The goal of making public policies is that new policies will be relevant to current conditions. This demands avoiding propagation of obsolete notions into the present data. We need to find in data what is reality today.
The trend in public policy making is to become much more focused onto smaller subgroups. Policy is becoming more specific to specific categories of populations, locations, or circumstances. My recent posts explored some of that specificity occurring in health care policies. In order to debate these policies, we need skills to recognize what data is relevant to these debates and to recognize the relative value provides by the different parts of that data.
These are not hard skills to learn. These are skills that are best learned through repeated practice. The ideal time to learn these skills are during the period of primary and secondary education. Starting data science training at the third grade provides nearly a decade of practice for working with data. Also, in about a decade it will be necessary that adults be able to analyze data for themselves if they want to participate in policy debates.

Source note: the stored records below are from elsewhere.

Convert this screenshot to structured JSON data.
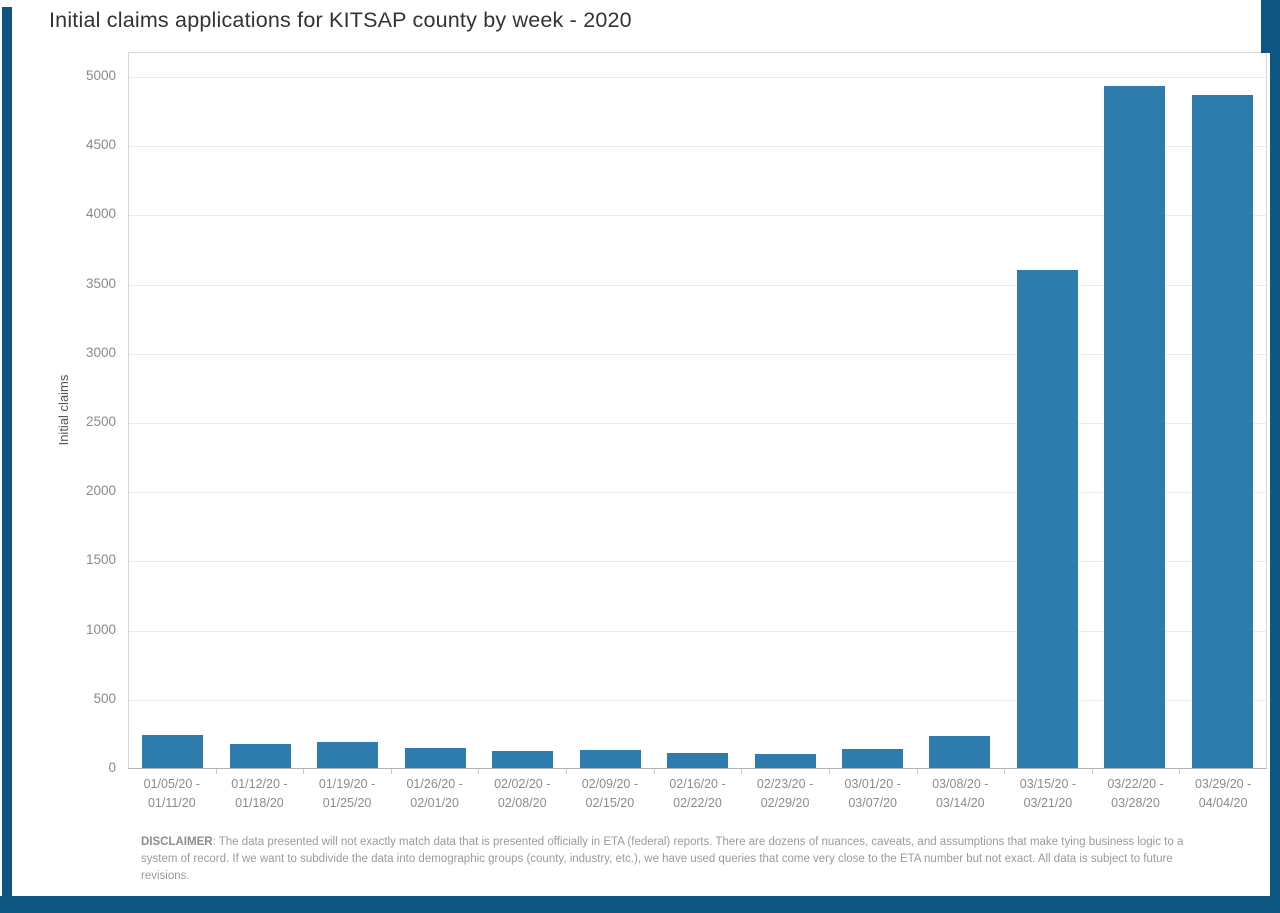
{
  "page": {
    "frame_color": "#0f5582",
    "background_color": "#ffffff"
  },
  "chart_data": {
    "type": "bar",
    "title": "Initial claims applications for KITSAP county by week - 2020",
    "xlabel": "",
    "ylabel": "Initial claims",
    "ylim": [
      0,
      5000
    ],
    "ytick_step": 500,
    "grid": true,
    "legend": "none",
    "bar_color": "#2e7bad",
    "categories": [
      "01/05/20 - 01/11/20",
      "01/12/20 - 01/18/20",
      "01/19/20 - 01/25/20",
      "01/26/20 - 02/01/20",
      "02/02/20 - 02/08/20",
      "02/09/20 - 02/15/20",
      "02/16/20 - 02/22/20",
      "02/23/20 - 02/29/20",
      "03/01/20 - 03/07/20",
      "03/08/20 - 03/14/20",
      "03/15/20 - 03/21/20",
      "03/22/20 - 03/28/20",
      "03/29/20 - 04/04/20"
    ],
    "values": [
      235,
      175,
      190,
      145,
      125,
      130,
      110,
      100,
      140,
      230,
      3600,
      4930,
      4860
    ]
  },
  "disclaimer": {
    "label": "DISCLAIMER",
    "text": ": The data presented will not exactly match data that is presented officially in ETA (federal) reports. There are dozens of nuances, caveats, and assumptions that make tying business logic to a system of record. If we want to subdivide the data into demographic groups (county, industry, etc.), we have used queries that come very close to the ETA number but not exact.  All data is subject to future revisions."
  }
}
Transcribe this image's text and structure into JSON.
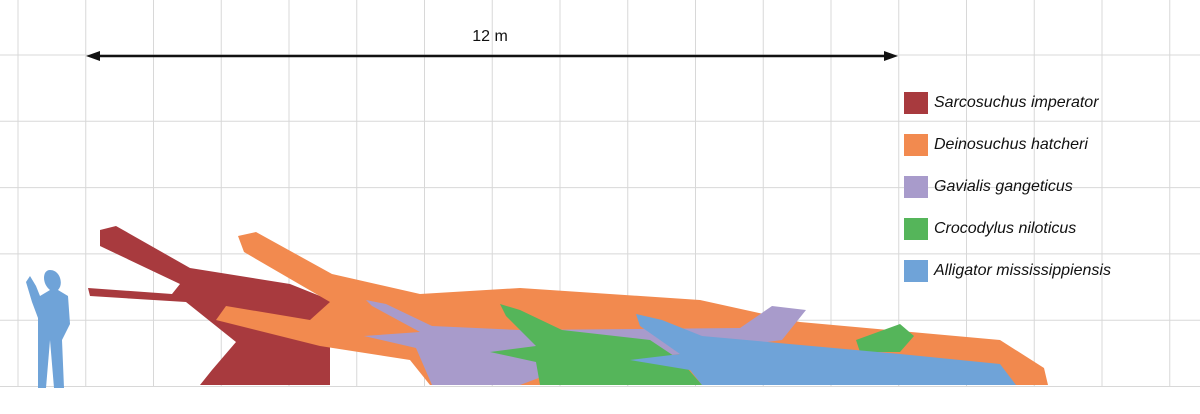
{
  "scale": {
    "label": "12 m"
  },
  "legend": {
    "items": [
      {
        "name": "Sarcosuchus imperator",
        "color": "#a83a3e"
      },
      {
        "name": "Deinosuchus hatcheri",
        "color": "#f28a4f"
      },
      {
        "name": "Gavialis gangeticus",
        "color": "#a89bcb"
      },
      {
        "name": "Crocodylus niloticus",
        "color": "#55b55a"
      },
      {
        "name": "Alligator mississippiensis",
        "color": "#6fa3d8"
      }
    ]
  }
}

Two things must happen immediately to prepare the next generation for dedodemocracy. The first as mentioned is to start to introduce the data-analysis or data science skill training in the primary and secondary education with continuous practice throughout the entire period perhaps starting at the third grade.
The second is to give these students access to real data to practice their skills. We need to encourage faster development of open data projects that make available real and current data for students to use in their training.
Most primary and secondary topics can be learned from information printed in books. Specific lessons usually fit on a single page or even a single paragraph. Data skills are completely different. The volume of data is impractical to print in books and printed data is impractical to analyze. Data skill training requires access to databases. These databases need access to real world data that are relevant to the exercises. Ideally that data will come from the government’s open data initiatives. Ideally these initiatives will continue to expand to expose all data available to government-employed analysts.